A pair of oil painters, who often work together and learn from each other, are this month's co-featured artists of the month at the Brush & Palette Art Gallery in Grove.

Phyllis Dunaway and Shirley Whitman, both Grove-area painters, are the featured artists throughout the month of April at the gallery located on West Fourth Street.

A special reception, from 6 to 8 p.m., on Friday, April 12 at the gallery, will also take place. During the reception, which includes light refreshments and entertainment, the pair will host a drawing for two of their works.

For Whitman, the work features a crane made from a scratch art technique, for Dunaway, the piece is an oil painting of a sunflower field. Everyone who attends the reception is eligible for the drawing. No purchase is required.

More about the artists

Shirley Whitman

Whitman began painting approximately 40 years ago. Then a single mom with teenagers, she was looking for a creative outlet.

"I had always wanted to paint since I was little," Whitman said. 

Her desire to paint led to classes. Eventually, after her move to Grove 15 years ago, it led her to join the Brush & Palette Gallery.

"I wanted to be able to paint and hang my paintings," Whitman said.

While she's tried other mediums, Whitman has found she likes oils the best - because it makes the paintings look richer.

"It's just a thicker, luxurious color," Whitman said. 

A wildlife and southwestern artist, Whitman mainly paints things from the outdoors or the southwest including cowboys and indians, as well as things which portray life on a ranch. 

"When I lived in California, I would travel a lot between it and Colorado," Whitman said. "I just love the southwestern part of our country."

She recently completed a series featuring a Navajo woman. She also loves to create images featuring eagles. 

Recently, Whitman was introduced to a new medium - scratch art. She's created several pieces for this show including one which features a crane. While she paints some of the works, she tries to leave the board so the technique is featured in the piece.

"It's just fun to see what I can come up with," Whitman said, said with a smile. "I like to create. I won't live long enough to do all the paintings I want to do."

Whitman and her husband, Jimmy, have a combined nine adult children. 

Phyllis Dunaway

Dunaway considers herself a neophyte artist. She conceded to become one of the featured artists of the month, only after Whitman agreed to join in the honor.

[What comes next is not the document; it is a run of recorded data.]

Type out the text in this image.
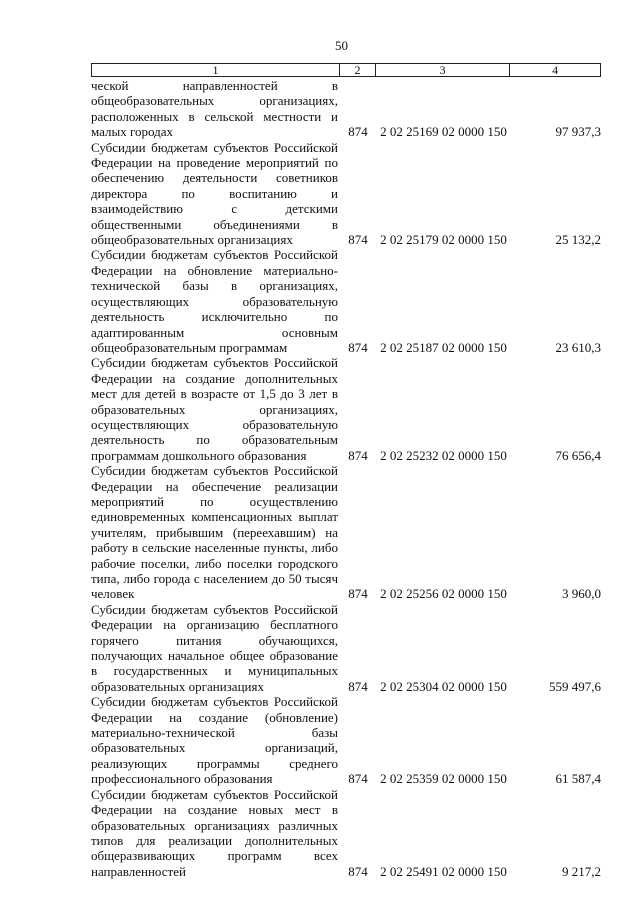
50
1	2	3	4
ческой направленностей в общеобразовательных организациях, расположенных в сельской местности и малых городах	874 2 02 25169 02 0000 150	97 937,3
Субсидии бюджетам субъектов Российской Федерации на проведение мероприятий по обеспечению деятельности советников директора по воспитанию и взаимодействию с детскими общественными объединениями в общеобразовательных организациях	874 2 02 25179 02 0000 150	25 132,2
Субсидии бюджетам субъектов Российской Федерации на обновление материально-технической базы в организациях, осуществляющих образовательную деятельность исключительно по адаптированным основным общеобразовательным программам	874 2 02 25187 02 0000 150	23 610,3
Субсидии бюджетам субъектов Российской Федерации на создание дополнительных мест для детей в возрасте от 1,5 до 3 лет в образовательных организациях, осуществляющих образовательную деятельность по образовательным программам дошкольного образования	874 2 02 25232 02 0000 150	76 656,4
Субсидии бюджетам субъектов Российской Федерации на обеспечение реализации мероприятий по осуществлению единовременных компенсационных выплат учителям, прибывшим (переехавшим) на работу в сельские населенные пункты, либо рабочие поселки, либо поселки городского типа, либо города с населением до 50 тысяч человек	874 2 02 25256 02 0000 150	3 960,0
Субсидии бюджетам субъектов Российской Федерации на организацию бесплатного горячего питания обучающихся, получающих начальное общее образование в государственных и муниципальных образовательных организациях	874 2 02 25304 02 0000 150	559 497,6
Субсидии бюджетам субъектов Российской Федерации на создание (обновление) материально-технической базы образовательных организаций, реализующих программы среднего профессионального образования	874 2 02 25359 02 0000 150	61 587,4
Субсидии бюджетам субъектов Российской Федерации на создание новых мест в образовательных организациях различных типов для реализации дополнительных общеразвивающих программ всех направленностей	874 2 02 25491 02 0000 150	9 217,2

Dunaway said she often works with Whitman, so combining the pair's work seemed natural.

"We work together and she helps me make my paintings look like paintings," Dunaway said with a grin.

Dunaway moved to rural Grove in June 2002, from Orange County, California, in order to be near family.

She started painting approximately four years ago. Originally she took classes from Barbara Ott, one of the artists at the Brush & Palette Club. 

"Back in the 1980s I watched Bob Ross videos on TV," Dunaway said. "I thought it looked fun, but I never pursued it."

While she initially tried watercolors, she soon landed on oil painting as her preferred medium.

"Watercolors are hard and there is no forgiveness in watercoloring," Dunaway said. "I thought I needed to try something with forgiveness, which led to oil painting."

After Ott moved from the area, Dunaway began studying at times with Whitman.

"I'm too much of a neophyte painter without somebody standing over my shoulder saying, 'what about doing it that way,'" Dunaway said. "I'm a neophyte because there is so much I don't know how to do."

She likes painting with oils, because the process is slow.

"If you make a mistake, you can go back in and go over it," Dunaway said. "I've had numerous base coats on a painting in order to get it right."

Dunaway also likes to add detail to her work, but says she likes to keep her works "free and flowing" and leave some of the minute details to the viewer's imagination. 

"I like to look at a piece and let my brain fill in what is not in the painting," Dunaway said. "Because your brain will do that."

Ultimately, Dunaway said she enjoys the creativity involved in her art.

"I enjoy bringing a scene to life in my paintings," Dunaway said. "It gives me a feeling of accomplishment, when I see there are tangible results."